Celui de Sabres n’eut pas plus de chance et fut lui aussi vaincu par la ruse des landais :

Le Panturon du Bécut

Pas très loin d’ici dans la lande, du côté de Sabres, vivait un Bécut, grand, gros, barbu avec un oeil au milieu du front. Il était horrible. Comme son cousin de Contis, il mangeait de la viande fraîche. Mais plus intelligent, il faisait travailler des hommes et des femmes pour lui garder d’innombrables troupeaux de moutons. Il avait ainsi toujours de la chair fraîche : les agneaux en particulier, qu’il aimait bien faire rôtir lui-même. Aux bergers, il ne laissait que l’intérieur : tripes, foie, rate, poumons, et le bout des pattes nageant dans le sang.
Avec ces quatre éléments, cuits pauvrement dans de l’eau et revenus dans une coquelle, les vieilles landaises réussirent à faire une sauce exquise.
Un jour qu’il faisait rôtir son agneau, le Bécut eut un doute.
« Pourquoi Diable mes bergers sont-ils ravis quand je tue un agneau et veulent-ils le saigner eux-mêmes ? Allons voir ce qu’ils font ! »
Il les trouva tous la face enluminée : Mentoun lusen, bente counten (menton luisant, ventre content) marmonna-t-il, et aussitôt il prit la marmite pour goûter leur pitance. C’était une sauce noirâtre, grumeleuse, de piètre aspect mais qui embaumait. Il y goûta, la trouva à son goût et décida que désormais, il faudrait lui faire le panturon.
Qui furent attrapés ? Les bergers privés de leur sauce ! Aussi, résolurent-ils de se venger. Le jour de grande fête, où tous les Bécuts de la lande étaient réunis – sauf celui de Contis déjà enfoui sous la dune, et celui de Castets englouti par la fontaine vive – ils versèrent du poison dans la panturon. Tous les ogres moururent et, depuis, on ne voit plus de Bécuts dans la lande, mais il est resté un plat tout simple et très bon, le panturon.

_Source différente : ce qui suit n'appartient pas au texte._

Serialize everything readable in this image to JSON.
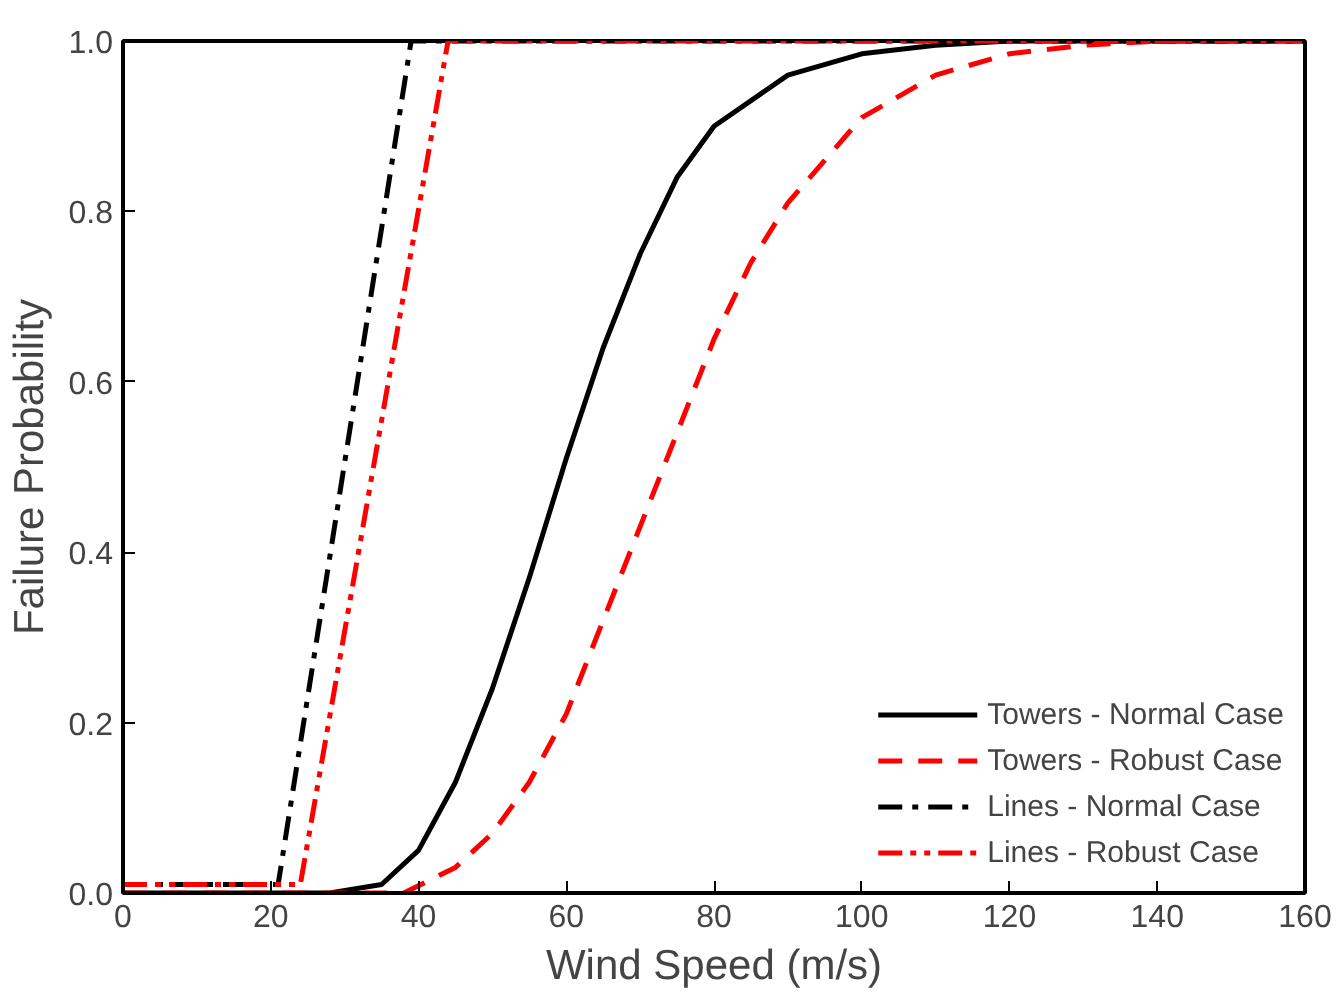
{
  "chart_data": {
    "type": "line",
    "xlabel": "Wind Speed (m/s)",
    "ylabel": "Failure Probability",
    "xlim": [
      0,
      160
    ],
    "ylim": [
      0,
      1.0
    ],
    "xticks": [
      0,
      20,
      40,
      60,
      80,
      100,
      120,
      140,
      160
    ],
    "yticks": [
      {
        "value": 0,
        "label": "0.0"
      },
      {
        "value": 0.2,
        "label": "0.2"
      },
      {
        "value": 0.4,
        "label": "0.4"
      },
      {
        "value": 0.6,
        "label": "0.6"
      },
      {
        "value": 0.8,
        "label": "0.8"
      },
      {
        "value": 1.0,
        "label": "1.0"
      }
    ],
    "grid": false,
    "legend": "bottom right",
    "series": [
      {
        "name": "Towers - Normal Case",
        "color": "#000000",
        "line_style": "solid",
        "x": [
          0,
          28,
          35,
          40,
          45,
          50,
          55,
          60,
          65,
          70,
          75,
          80,
          90,
          100,
          110,
          120,
          160
        ],
        "values": [
          0,
          0,
          0.01,
          0.05,
          0.13,
          0.24,
          0.37,
          0.51,
          0.64,
          0.75,
          0.84,
          0.9,
          0.96,
          0.985,
          0.995,
          1,
          1
        ]
      },
      {
        "name": "Towers - Robust Case",
        "color": "#ff0000",
        "line_style": "dashed",
        "x": [
          0,
          38,
          45,
          50,
          55,
          60,
          65,
          70,
          75,
          80,
          85,
          90,
          100,
          110,
          120,
          130,
          140,
          160
        ],
        "values": [
          0,
          0,
          0.03,
          0.07,
          0.13,
          0.21,
          0.32,
          0.43,
          0.54,
          0.65,
          0.74,
          0.81,
          0.91,
          0.96,
          0.985,
          0.995,
          1,
          1
        ]
      },
      {
        "name": "Lines - Normal Case",
        "color": "#000000",
        "line_style": "dashdot",
        "x": [
          0,
          21,
          39,
          160
        ],
        "values": [
          0.01,
          0.01,
          1,
          1
        ]
      },
      {
        "name": "Lines - Robust Case",
        "color": "#ff0000",
        "line_style": "dashdotdot",
        "x": [
          0,
          24,
          44,
          160
        ],
        "values": [
          0.01,
          0.01,
          1,
          1
        ]
      }
    ]
  }
}
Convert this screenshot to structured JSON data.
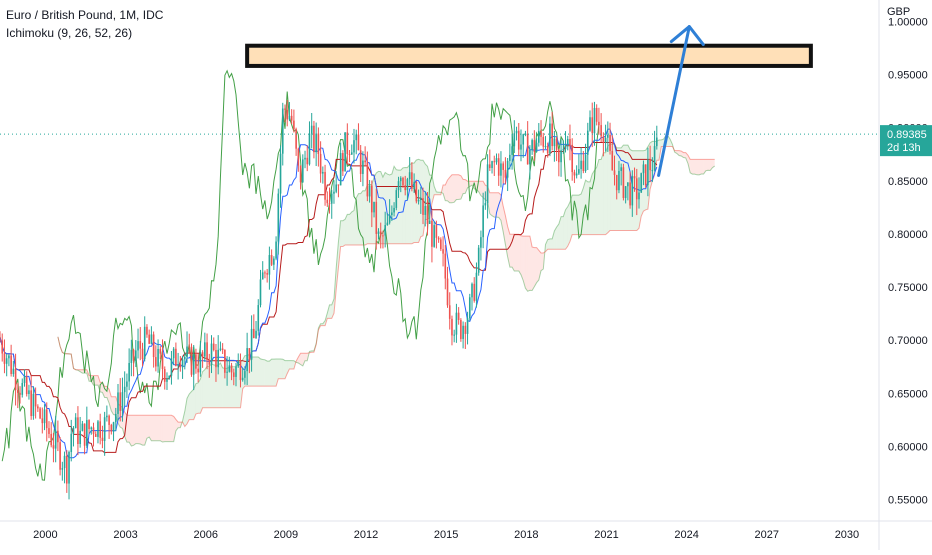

La légende des Bécuts ne se limite pas aux Landes et l’on retrouve des récits similaires dans les Pyrénées, ainsi que chez nos voisins gersois.
Le collecteur de contes Jean-François Bladé nous a ainsi offert un récit différent ce ceux que l’on connait dans les Landes, dans lequel les Bécuts vivent « dans un pays sauvage et noir, dans un pays de hautes montagnes, où les gaves tombent de trois mille pieds ». Il faut marcher sept mois pour s’y rendre. Les Bécuts y élèvent de nombreux troupeaux de vaches et de moutons aux cornes d’or. Ils les élèvent pour leur viande mais n’ont que faire des cornes d’or qu’ils laissent tomber au sol. Et gare aux courageux qui voudraient les ramasser pour faire fortune ! Si un Bécut les attrape, il les fera rôtir vivants !
Le conte de Jean-François Bladé raconte ainsi comment un jeune homme et sa soeur se sont fait capturés alors qu’ils ramassaient des cornes d’or, et comment le garçon a charmé le géant grâce aux contes de son pays, parlant toute la nuit pour repousser le moment où l’ogre le ferait cuire… Le jeune homme finit par crever l’oeil du Bécut alors que celui-ci s’était endormi, afin de l’affaiblir et de pouvoir s’enfuir en s’enveloppant dans la peau d’un mouton que le cyclope venait de dépecer. Comme toujours le Bécut finit par être vaincu, et les deux jeunes gens réussissent à s’enfuir avec deux grands sacs remplis de cornes d’or qu’ils rapportèrent à leur mère.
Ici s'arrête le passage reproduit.